People experiencing poor mental health (including people with dementia)

Good

Updated 27 February 2017

The practice is rated as good for the care of people experiencing poor mental health (including people with dementia).

  • The provider employed its own Mental Health Nurse and Community Support Worker who provided counselling and signposting advice for patients from this practice.
  • The practice regularly worked with multi-disciplinary teams in the case management of patients experiencing poor mental health, including those with dementia and carried out advance care planning for patients with dementia. Risk assessments and care plans were in place for appropriate patients.
  • The practice told us they had a dementia diagnosis rate of 70% compared to a CCG average of 59%.
  • The provider recently hosted a pilot study for dementia support and ran an event specifically to support dementia patients during May. This was attended by 20 patients and carers which led to a number of referrals to local groups including lunch groups and music groups.
  • The most recently published data from 2014/15 showed that 77% of patients diagnosed with dementia had their care reviewed in a face to face meeting in the last 12 months, which is comparable to the CCG and national averages which were 85% and 84% respectively. This data referred to the performance of the previous provider. Dr Moss and Partners took over the practice in January 2016.
  • The practice supplied data which showed that they had completed face to face assessments for 37% of patients who had a diagnosis of dementia for the current year but had recently taken on an additional 23 patients from a local care home and had planned to complete those outstanding within the next five months.
  • The practice had told patients experiencing poor mental health about how to access various support groups and voluntary organisations.
  • The provider had a system in place to follow up patients who had attended accident and emergency where they may have been experiencing poor mental health.
  • Staff had a good understanding of how to support patients with mental health needs and dementia.

People whose circumstances may make them vulnerable

Good

Updated 27 February 2017

The practice is rated as good for the care of people whose circumstances may make them vulnerable.
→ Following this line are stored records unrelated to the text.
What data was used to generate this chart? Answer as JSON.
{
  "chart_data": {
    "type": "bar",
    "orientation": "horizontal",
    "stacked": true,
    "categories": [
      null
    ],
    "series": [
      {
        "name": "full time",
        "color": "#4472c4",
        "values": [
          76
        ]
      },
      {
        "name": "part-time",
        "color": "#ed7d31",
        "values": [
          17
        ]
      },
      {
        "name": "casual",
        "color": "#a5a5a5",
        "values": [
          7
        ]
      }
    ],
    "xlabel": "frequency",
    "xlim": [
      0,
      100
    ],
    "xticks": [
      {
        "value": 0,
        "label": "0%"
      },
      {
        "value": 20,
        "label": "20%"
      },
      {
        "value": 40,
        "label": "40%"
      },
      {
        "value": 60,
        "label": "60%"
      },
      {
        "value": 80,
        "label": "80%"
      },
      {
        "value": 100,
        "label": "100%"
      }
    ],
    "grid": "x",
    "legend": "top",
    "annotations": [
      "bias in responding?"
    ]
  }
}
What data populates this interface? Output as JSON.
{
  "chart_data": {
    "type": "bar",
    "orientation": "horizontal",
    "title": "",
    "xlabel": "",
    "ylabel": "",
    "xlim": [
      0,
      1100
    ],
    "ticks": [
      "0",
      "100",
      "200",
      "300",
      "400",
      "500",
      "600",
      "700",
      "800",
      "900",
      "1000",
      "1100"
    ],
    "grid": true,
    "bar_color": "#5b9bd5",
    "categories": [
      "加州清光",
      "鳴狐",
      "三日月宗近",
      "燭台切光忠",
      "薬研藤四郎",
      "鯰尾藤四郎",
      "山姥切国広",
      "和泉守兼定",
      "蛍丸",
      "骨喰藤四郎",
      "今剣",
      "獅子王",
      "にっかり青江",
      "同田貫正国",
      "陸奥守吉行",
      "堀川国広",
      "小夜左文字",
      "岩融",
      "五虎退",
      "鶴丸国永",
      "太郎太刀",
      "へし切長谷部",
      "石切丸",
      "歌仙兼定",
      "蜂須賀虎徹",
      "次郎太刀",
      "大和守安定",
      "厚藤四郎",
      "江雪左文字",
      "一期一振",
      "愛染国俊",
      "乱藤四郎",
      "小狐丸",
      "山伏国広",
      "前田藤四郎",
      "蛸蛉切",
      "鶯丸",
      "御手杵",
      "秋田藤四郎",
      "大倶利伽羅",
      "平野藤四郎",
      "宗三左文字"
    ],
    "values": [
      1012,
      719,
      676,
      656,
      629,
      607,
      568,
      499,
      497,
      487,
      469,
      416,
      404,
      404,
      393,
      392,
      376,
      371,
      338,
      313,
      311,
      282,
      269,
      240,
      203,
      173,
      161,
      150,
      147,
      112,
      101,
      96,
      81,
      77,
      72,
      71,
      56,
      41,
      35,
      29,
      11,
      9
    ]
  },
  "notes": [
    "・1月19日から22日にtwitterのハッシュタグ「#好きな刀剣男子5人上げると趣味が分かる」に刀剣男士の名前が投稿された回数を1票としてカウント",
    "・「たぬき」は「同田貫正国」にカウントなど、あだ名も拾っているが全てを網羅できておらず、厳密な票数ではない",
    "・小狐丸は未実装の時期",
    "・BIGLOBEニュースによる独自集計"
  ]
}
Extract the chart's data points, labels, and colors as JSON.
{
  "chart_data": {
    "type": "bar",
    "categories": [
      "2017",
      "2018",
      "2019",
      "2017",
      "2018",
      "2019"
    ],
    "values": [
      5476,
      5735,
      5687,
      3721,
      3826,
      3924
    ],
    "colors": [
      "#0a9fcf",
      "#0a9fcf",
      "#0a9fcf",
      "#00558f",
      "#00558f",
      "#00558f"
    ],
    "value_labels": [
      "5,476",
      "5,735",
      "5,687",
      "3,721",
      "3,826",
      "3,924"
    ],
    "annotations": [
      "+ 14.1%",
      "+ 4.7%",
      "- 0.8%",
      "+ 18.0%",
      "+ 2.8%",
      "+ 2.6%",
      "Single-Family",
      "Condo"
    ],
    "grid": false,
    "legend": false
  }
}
  • Staff knew how to recognise signs of abuse in vulnerable adults and children. Staff were aware of their responsibilities regarding information sharing, documentation of safeguarding concerns and how to contact relevant agencies in normal working hours and out of hours. The practice had a GP partner who was the safeguarding lead, and liaised closely with the safeguarding lead for Lister House surgery, regularly attended meetings and provided their details on the practice’s website. All staff had received safeguarding training at a level appropriate to their role.
  • Flags were placed on patient records to alert clinicians to patient issues.
  • Longer appointments were available where appropriate.
  • The reception team were alerted to patients who had been identified as having particular challenges accessing services. The alert on the computer screen told the receptionist of the individual requirements to help patients with an appointment.
  • The practice held a register of patients living in vulnerable circumstances including homeless people, travellers and those with a learning disability.
  • The practice held a register for patients with a learning disability and had engaged with Derbyshire NHS Foundation Trust and Derby Teaching Hospitals to support patients. Care plans were used that were user friendly and easy to read. Appointment invitations were audited to better understand reasons for DNAs. The practice offered longer appointments for patients with a learning disability.
  • The provider recently ran a substance abuse support event.
  • The practice provided information in a non-written form to support those with learning disabilities as well as those who were unable to read.
  • Patients had access to Citizens Advice Bureau clinics which were hosted at a nearby site.
  • The practice regularly worked with other health care professionals in the case management of vulnerable patients.